State of Inner Anterior Asia. The social and economic Ocean framework of the Afghanistan he is an Indian strongly conditioned by the military confrontation which since 2001 has seen constantly first US troops and its allies, then NATO in the ISAF (International Security Assistance Force) mission, against all the forces of the insurgents, generally defined Ṭālibān. The population as of 2014, according to the UNDESA (United Nations Department of Economic and Social Affairs), is slightly increasing: 31,280,518 residents. Despite the difficult situation, the migration rate is relatively low, equal to 2 people for every 1000 residents. However, NATO’s military disengagement from the Afghanistan at the end of 2014, uncertainties for the future increased. The urbanized population is still very low (23.5%), while the living conditions during the first decade of the 21st century. they remained extremely precarious. Infant mortality and illiteracy rates are still very high.
Economic conditions. – According to ebizdir, the country’s economic development possibilities in the coming years are linked to international aid, promised to facilitate the transition phase from Western military control to that of the Afghan armed forces. The hypothesized figures, however, do not seem capable of guaranteeing a peace building processeffective, also considering the situation of strong internal political and military instability. The strong dependence on international aid is not accompanied by an effective effectiveness of the same, due to the chronic weakness of the state structures recreated by NATO. Political and economic practices are strongly characterized by direct and patrimonial relationships that strongly hinder the emergence of a Western-style public mentality, and are aggravated by the heavy state deficit (-8.7% in 2012). The moderate GDP growth rate (3.2% in 2014) is insignificant compared to the overall figure for national wealth, which remains very low.

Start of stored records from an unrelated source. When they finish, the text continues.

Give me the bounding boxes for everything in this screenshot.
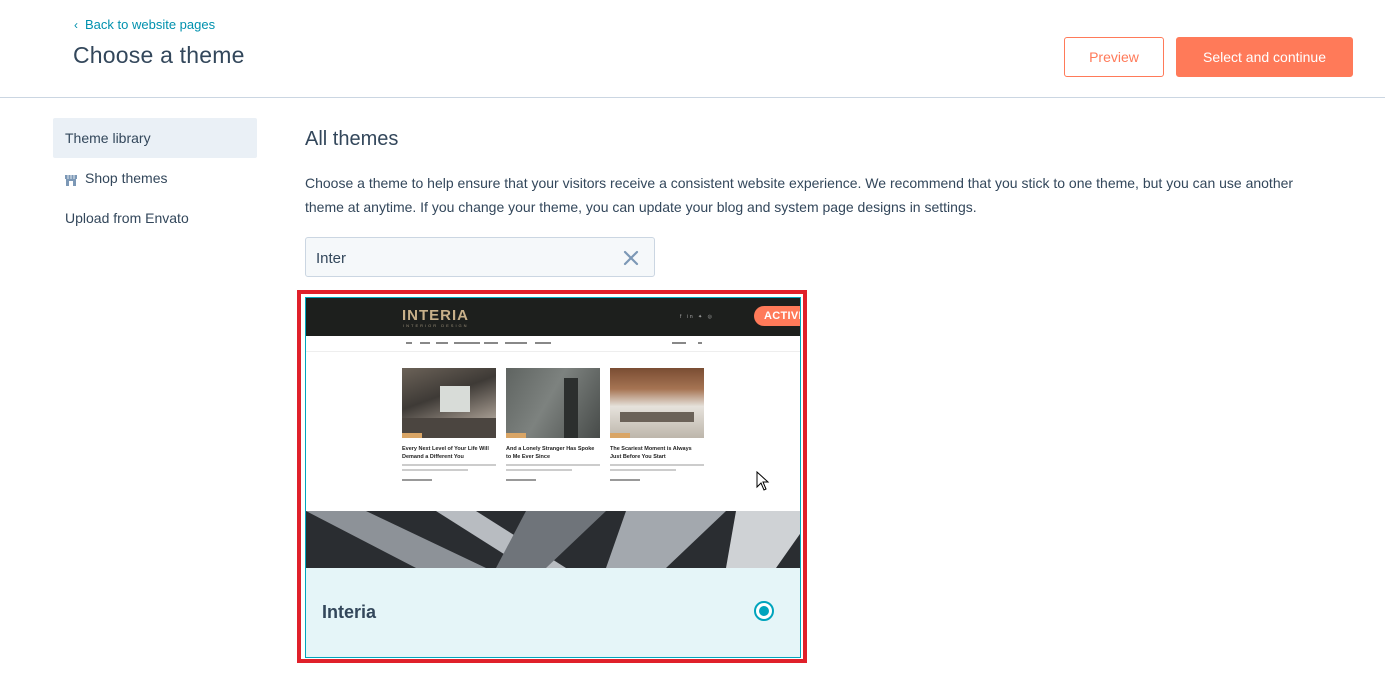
radio-selected-dot	[759, 606, 769, 616]
preview-nav	[306, 336, 800, 352]
preview-social-icons: f in ✦ ◎	[680, 314, 715, 320]
theme-search-input[interactable]	[316, 247, 606, 269]
section-description: Choose a theme to help ensure that your …	[305, 175, 1294, 215]
back-to-website-pages-link[interactable]: ‹ Back to website pages	[74, 17, 215, 32]
sidebar-item-upload-from-envato[interactable]: Upload from Envato	[53, 198, 257, 238]
theme-select-radio[interactable]	[754, 601, 774, 621]
preview-tagline: INTERIOR DESIGN	[403, 323, 469, 328]
theme-preview-thumbnail: INTERIA INTERIOR DESIGN f in ✦ ◎ ACTIVE	[306, 298, 800, 568]
section-title: All themes	[305, 128, 399, 150]
preview-topbar: INTERIA INTERIOR DESIGN f in ✦ ◎	[306, 298, 800, 336]
theme-card-highlight: INTERIA INTERIOR DESIGN f in ✦ ◎ ACTIVE	[297, 290, 807, 663]
preview-post-title: The Scariest Moment is Always Just Befor…	[610, 446, 692, 460]
preview-post-title: Every Next Level of Your Life Will Deman…	[402, 446, 489, 460]
theme-name: Interia	[322, 602, 377, 622]
theme-card-interia[interactable]: INTERIA INTERIOR DESIGN f in ✦ ◎ ACTIVE	[305, 297, 801, 658]
clear-search-icon[interactable]	[622, 249, 640, 267]
page-header: ‹ Back to website pages Choose a theme P…	[0, 0, 1385, 98]
theme-card-footer: Interia	[306, 568, 800, 657]
active-badge: ACTIVE	[754, 306, 800, 326]
preview-button[interactable]: Preview	[1064, 37, 1164, 77]
sidebar-item-label: Upload from Envato	[65, 210, 189, 226]
preview-posts: Every Next Level of Your Life Will Deman…	[402, 368, 712, 488]
preview-post: And a Lonely Stranger Has Spoke to Me Ev…	[506, 368, 600, 481]
preview-banner-image	[306, 511, 800, 568]
store-icon	[65, 173, 77, 186]
sidebar-item-label: Shop themes	[85, 170, 168, 186]
chevron-left-icon: ‹	[74, 17, 78, 32]
sidebar-item-label: Theme library	[65, 130, 151, 146]
select-and-continue-button[interactable]: Select and continue	[1176, 37, 1353, 77]
page-title: Choose a theme	[73, 42, 245, 68]
preview-logo: INTERIA	[402, 307, 469, 324]
theme-search	[305, 237, 655, 277]
mouse-cursor-icon	[756, 470, 770, 491]
preview-post: The Scariest Moment is Always Just Befor…	[610, 368, 704, 481]
sidebar-item-shop-themes[interactable]: Shop themes	[53, 158, 257, 198]
sidebar-item-theme-library[interactable]: Theme library	[53, 118, 257, 158]
preview-post: Every Next Level of Your Life Will Deman…	[402, 368, 496, 481]
back-link-label: Back to website pages	[85, 17, 216, 32]
sidebar-nav: Theme library Shop themes Upload from En…	[53, 118, 257, 238]
preview-post-title: And a Lonely Stranger Has Spoke to Me Ev…	[506, 446, 595, 460]
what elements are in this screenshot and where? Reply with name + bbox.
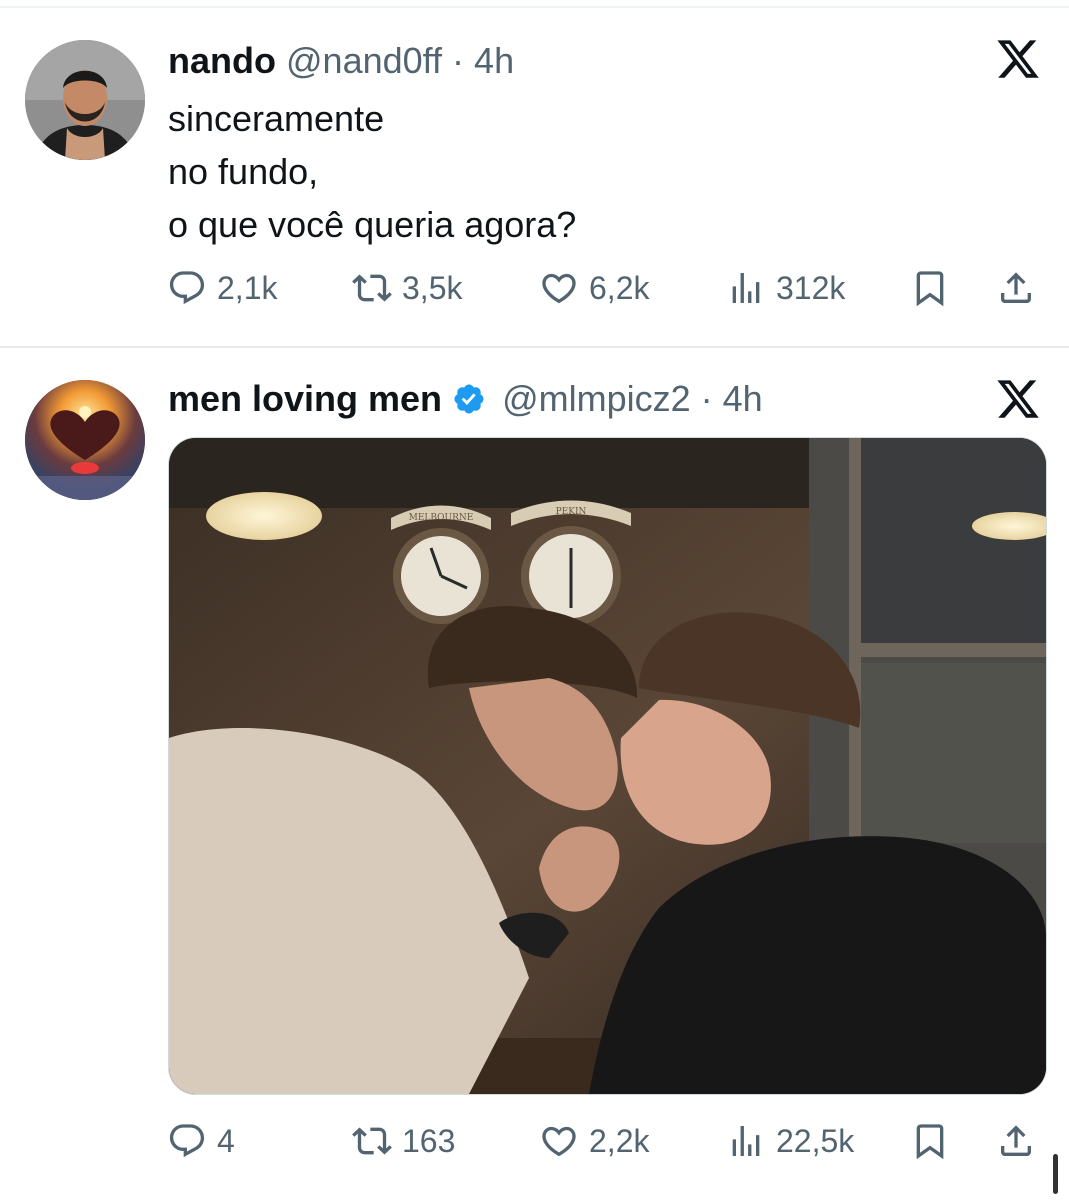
reply-icon (169, 271, 205, 305)
tweet-men-loving-men[interactable]: men loving men @mlmpicz2 · 4h MELBOURNE … (0, 348, 1069, 1200)
bookmark-icon (916, 1124, 944, 1160)
like-button[interactable]: 2,2k (539, 1116, 649, 1166)
scrollbar[interactable] (1053, 1154, 1058, 1194)
tweet-text-line: no fundo, (168, 151, 319, 192)
avatar[interactable] (25, 380, 145, 500)
share-icon (1001, 272, 1031, 303)
action-bar: 2,1k 3,5k 6,2k 312k (0, 263, 1069, 313)
reply-button[interactable]: 4 (167, 1116, 235, 1166)
share-button[interactable] (996, 263, 1036, 313)
tweet-media-photo[interactable]: MELBOURNE PEKIN (168, 437, 1047, 1095)
reply-icon (169, 1124, 205, 1158)
bookmark-button[interactable] (910, 263, 950, 313)
retweet-icon (352, 1127, 392, 1155)
share-icon (1001, 1125, 1031, 1156)
avatar[interactable] (25, 40, 145, 160)
retweet-count: 163 (402, 1122, 456, 1159)
bookmark-icon (916, 271, 944, 307)
views-icon (732, 273, 760, 303)
meta-separator: · (700, 378, 713, 419)
views-button[interactable]: 312k (726, 263, 845, 313)
share-button[interactable] (996, 1116, 1036, 1166)
author-handle[interactable]: @nand0ff (286, 40, 442, 81)
author-name[interactable]: men loving men (168, 378, 442, 419)
views-count: 22,5k (776, 1122, 855, 1159)
reply-button[interactable]: 2,1k (167, 263, 277, 313)
reply-count: 2,1k (217, 269, 278, 306)
photo-icon: MELBOURNE PEKIN (169, 438, 1046, 1094)
tweet-time[interactable]: 4h (723, 378, 763, 419)
clock-label: MELBOURNE (409, 513, 474, 523)
x-logo-icon (995, 36, 1041, 82)
heart-icon (542, 273, 576, 304)
reply-count: 4 (217, 1122, 235, 1159)
tweet-header: nando @nand0ff · 4h (168, 40, 514, 82)
x-logo-icon (995, 376, 1041, 422)
bookmark-button[interactable] (910, 1116, 950, 1166)
verified-badge-icon (452, 382, 486, 416)
author-handle[interactable]: @mlmpicz2 (502, 378, 691, 419)
tweet-text-line: o que você queria agora? (168, 204, 577, 245)
meta-separator: · (452, 40, 465, 81)
tweet-time[interactable]: 4h (474, 40, 514, 81)
retweet-icon (352, 274, 392, 302)
clock-label: PEKIN (556, 507, 587, 517)
like-count: 2,2k (589, 1122, 650, 1159)
tweet-header: men loving men @mlmpicz2 · 4h (168, 378, 763, 420)
retweet-button[interactable]: 3,5k (352, 263, 462, 313)
like-button[interactable]: 6,2k (539, 263, 649, 313)
views-icon (732, 1126, 760, 1156)
action-bar: 4 163 2,2k 22,5k (0, 1116, 1069, 1166)
tweet-nando[interactable]: nando @nand0ff · 4h sinceramente no fund… (0, 0, 1069, 346)
tweet-text-line: sinceramente (168, 98, 385, 139)
views-button[interactable]: 22,5k (726, 1116, 854, 1166)
heart-icon (542, 1126, 576, 1157)
views-count: 312k (776, 269, 846, 306)
retweet-button[interactable]: 163 (352, 1116, 455, 1166)
retweet-count: 3,5k (402, 269, 463, 306)
like-count: 6,2k (589, 269, 650, 306)
author-name[interactable]: nando (168, 40, 276, 81)
tweet-text: sinceramente no fundo, o que você queria… (168, 92, 576, 251)
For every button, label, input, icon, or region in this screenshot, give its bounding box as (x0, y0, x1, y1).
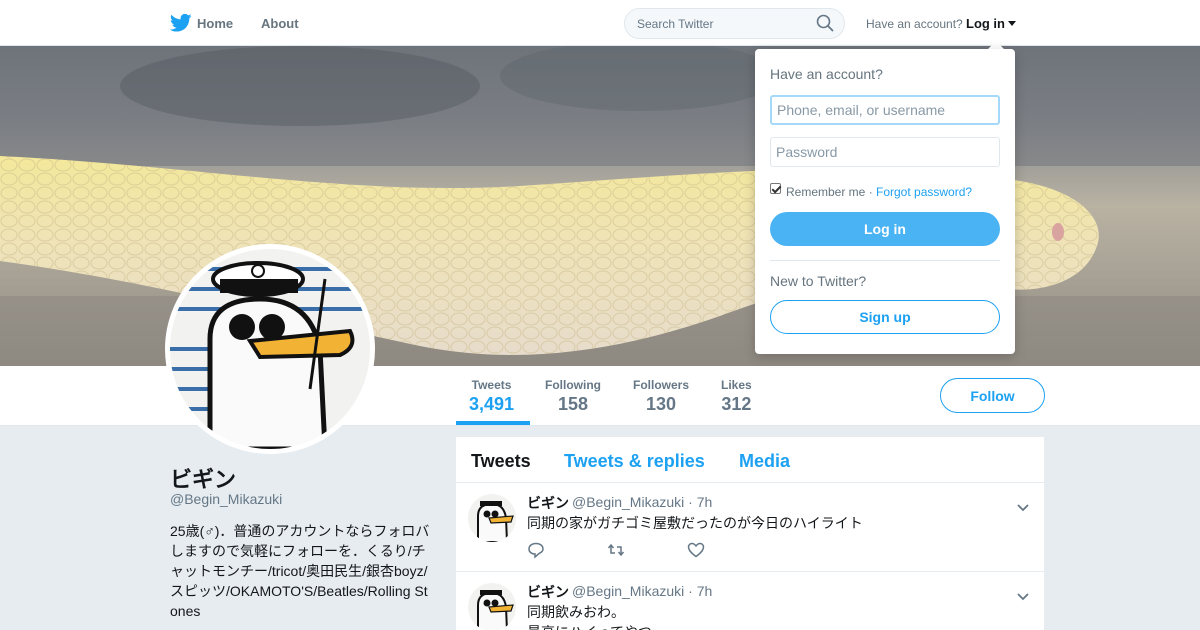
remember-me-text: Remember me (786, 185, 866, 199)
tweet-author-handle[interactable]: @Begin_Mikazuki · 7h (572, 494, 712, 510)
stat-label: Followers (633, 378, 690, 392)
username-field[interactable] (770, 95, 1000, 125)
retweet-icon[interactable] (607, 541, 625, 559)
nav-home-link[interactable]: Home (197, 16, 233, 31)
timeline: Tweets Tweets & replies Media ビギン @Begin… (456, 437, 1044, 630)
login-dropdown: Have an account? Remember me · Forgot pa… (755, 49, 1015, 354)
nav-about-link[interactable]: About (261, 16, 299, 31)
new-to-twitter-label: New to Twitter? (770, 273, 867, 289)
active-stat-indicator (456, 421, 530, 425)
timeline-tabs: Tweets Tweets & replies Media (456, 437, 1044, 483)
dropdown-arrow (988, 41, 1004, 49)
tweet-author-handle[interactable]: @Begin_Mikazuki · 7h (572, 583, 712, 599)
search-input[interactable] (624, 8, 845, 39)
tab-tweets[interactable]: Tweets (471, 451, 531, 472)
tweet-author-name[interactable]: ビギン (527, 582, 569, 602)
tweet-avatar[interactable] (468, 494, 516, 542)
password-field[interactable] (770, 137, 1000, 167)
login-dropdown-toggle[interactable]: Log in (966, 16, 1005, 31)
tab-media[interactable]: Media (739, 451, 790, 472)
stat-following[interactable]: Following 158 (545, 378, 601, 415)
tweet-text-line: 最高にハイってやつ (527, 622, 652, 630)
tweet-text: 同期飲みおわ。 最高にハイってやつ (527, 602, 652, 630)
reply-icon[interactable] (527, 541, 545, 559)
remember-me-checkbox[interactable] (770, 183, 781, 194)
tweet-text-line: 同期飲みおわ。 (527, 604, 625, 620)
login-button[interactable]: Log in (770, 212, 1000, 246)
tweet-avatar[interactable] (468, 583, 516, 630)
stat-value: 130 (645, 394, 677, 414)
like-icon[interactable] (687, 541, 705, 559)
top-navbar: Home About Have an account? Log in (0, 0, 1200, 46)
stat-label: Following (545, 378, 601, 392)
have-account-label: Have an account? (866, 17, 963, 31)
remember-me-label[interactable]: Remember me · (786, 185, 873, 199)
stat-label: Likes (721, 378, 752, 392)
divider (770, 260, 1000, 261)
profile-avatar[interactable] (165, 244, 375, 454)
profile-handle[interactable]: @Begin_Mikazuki (170, 491, 282, 507)
tab-tweets-replies[interactable]: Tweets & replies (564, 451, 705, 472)
search-icon[interactable] (816, 14, 834, 32)
stat-likes[interactable]: Likes 312 (721, 378, 752, 415)
tweet-item[interactable]: ビギン @Begin_Mikazuki · 7h 同期飲みおわ。 最高にハイって… (456, 572, 1044, 630)
profile-name: ビギン (170, 467, 237, 492)
stat-value: 3,491 (469, 394, 515, 414)
chevron-down-icon[interactable] (1017, 499, 1029, 512)
stat-value: 158 (557, 394, 589, 414)
chevron-down-icon[interactable] (1017, 588, 1029, 601)
caret-down-icon[interactable] (1008, 21, 1016, 26)
profile-bio: 25歳(♂)．普通のアカウントならフォロバしますので気軽にフォローを．くるり/チ… (170, 523, 430, 619)
follow-button[interactable]: Follow (940, 378, 1045, 413)
stat-followers[interactable]: Followers 130 (633, 378, 689, 415)
dropdown-title: Have an account? (770, 66, 883, 82)
tweet-author-name[interactable]: ビギン (527, 493, 569, 513)
twitter-bird-icon[interactable] (169, 13, 192, 33)
separator-dot: · (868, 185, 873, 199)
forgot-password-link[interactable]: Forgot password? (876, 185, 972, 199)
stat-label: Tweets (471, 378, 512, 392)
tweet-text: 同期の家がガチゴミ屋敷だったのが今日のハイライト (527, 515, 863, 531)
tweet-item[interactable]: ビギン @Begin_Mikazuki · 7h 同期の家がガチゴミ屋敷だったの… (456, 483, 1044, 572)
stat-tweets[interactable]: Tweets 3,491 (469, 378, 514, 415)
signup-button[interactable]: Sign up (770, 300, 1000, 334)
stat-value: 312 (721, 394, 752, 414)
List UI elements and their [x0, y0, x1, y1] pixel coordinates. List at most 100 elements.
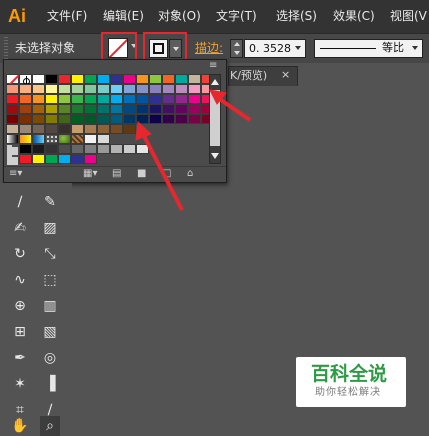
swatch[interactable] [71, 94, 84, 104]
swatch[interactable] [84, 144, 97, 154]
swatch[interactable] [58, 74, 71, 84]
swatch[interactable] [19, 84, 32, 94]
zoom-icon[interactable]: ⌕ [40, 416, 60, 436]
swatch-registration[interactable] [19, 74, 32, 87]
scroll-down-icon[interactable] [211, 153, 219, 159]
swatch[interactable] [58, 154, 71, 164]
profile-dropdown-icon[interactable] [412, 46, 418, 50]
new-color-group-icon[interactable]: ■ [137, 169, 146, 179]
swatch[interactable] [84, 84, 97, 94]
swatch[interactable] [71, 114, 84, 124]
blend-icon[interactable]: ◎ [40, 348, 60, 368]
swatch[interactable] [149, 74, 162, 84]
swatch[interactable] [97, 84, 110, 94]
document-tab-close-icon[interactable]: × [281, 68, 290, 82]
swatch[interactable] [45, 124, 58, 134]
swatch[interactable] [71, 84, 84, 94]
swatch[interactable] [84, 74, 97, 84]
swatch-grad-white-black[interactable] [6, 134, 19, 144]
swatch[interactable] [149, 104, 162, 114]
swatch[interactable] [136, 94, 149, 104]
stroke-weight-stepper[interactable] [230, 39, 243, 58]
swatch-pattern-brown[interactable] [71, 134, 84, 144]
swatch[interactable] [84, 94, 97, 104]
swatch[interactable] [175, 74, 188, 84]
swatch[interactable] [110, 114, 123, 124]
swatch[interactable] [123, 94, 136, 104]
color-group-folder-icon[interactable] [6, 144, 19, 155]
swatch[interactable] [110, 84, 123, 94]
swatch[interactable] [84, 124, 97, 134]
swatch[interactable] [32, 144, 45, 154]
eraser-icon[interactable]: ▨ [40, 218, 60, 238]
swatch[interactable] [123, 104, 136, 114]
swatch-grad-orange-yellow[interactable] [19, 134, 32, 144]
swatch[interactable] [45, 154, 58, 164]
swatch[interactable] [32, 84, 45, 94]
swatch[interactable] [149, 94, 162, 104]
swatch[interactable] [6, 124, 19, 134]
menu-file[interactable]: 文件(F) [47, 8, 87, 24]
swatch[interactable] [162, 94, 175, 104]
swatch[interactable] [58, 104, 71, 114]
menu-view[interactable]: 视图(V [390, 8, 427, 24]
swatch-pattern-dots[interactable] [45, 134, 58, 144]
swatch[interactable] [175, 94, 188, 104]
menu-edit[interactable]: 编辑(E) [103, 8, 144, 24]
swatch[interactable] [32, 94, 45, 104]
menu-type[interactable]: 文字(T) [216, 8, 257, 24]
swatch[interactable] [58, 84, 71, 94]
swatch[interactable] [45, 94, 58, 104]
swatch[interactable] [188, 94, 201, 104]
swatch[interactable] [162, 114, 175, 124]
swatch[interactable] [162, 84, 175, 94]
stroke-weight-dropdown-icon[interactable] [292, 40, 305, 57]
swatch[interactable] [71, 144, 84, 154]
hand-icon[interactable]: ✋ [10, 416, 30, 436]
swatch[interactable] [136, 144, 149, 154]
swatch[interactable] [149, 84, 162, 94]
free-transform-icon[interactable]: ⬚ [40, 270, 60, 290]
swatch[interactable] [32, 114, 45, 124]
swatch[interactable] [58, 144, 71, 154]
swatch[interactable] [45, 104, 58, 114]
swatch[interactable] [149, 114, 162, 124]
swatch[interactable] [110, 124, 123, 134]
pencil-icon[interactable]: ✎ [40, 192, 60, 212]
swatch-none[interactable] [6, 74, 19, 84]
swatch[interactable] [58, 124, 71, 134]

The population is mostly employed in agriculture (78%), in which pastoralism has a prevalent role. Among the crops, the most important is that of the opium poppy, which in 2013 recorded the record of cultivated area, 209,000 hectares, a sharp increase compared to the Taliban period and such as to constitute almost 90% of world production. The economy remains firmly in the hands of informal channels, linked as much to illegal opium poppy trafficking as to local trade. Legitimate exports have an extremely small overall volume (just $ 376 million in 2012) and involve traditional artisanal products such as leathers and carpets, but also a small share of natural gas and agricultural commodities. The main exporting countries are in the immediate vicinity: Pakistan, India and Tajikistan.
Economic and social indicators
The civil war that began in Afghanistan in the eighties of the last century continued even after the overthrow of the ṭālibān regime, which took place in the autumn of 2001 by a multinational coalition led by the United States following the attacks of 11 September and the rejection of the government Afghan to extradite Usāma Ibn Lādin, a former jihād fighteranti-Soviet who had subsequently founded the terrorist organization called alQā‛ida, held responsible for the attacks against Washington and New York. In spite of the decisive contribution made by Western air power to the campaign against the followers of Mullā ῾Umar, the major northern, western and central Afghan cities were conquered by the militias of the Northern Alliance, including the capital Kābul. Jalālābād and Kandahār, on the other hand, were freed from a much more evanescent grouping of ‘warlords’ of Pashtun ethnicity, among which Hamid Karzai quickly turned out to be the one best able to act as an internal and external point of reference, much because of his own tribal lineage as well as of the network of international relations that he had been able to weave around himself.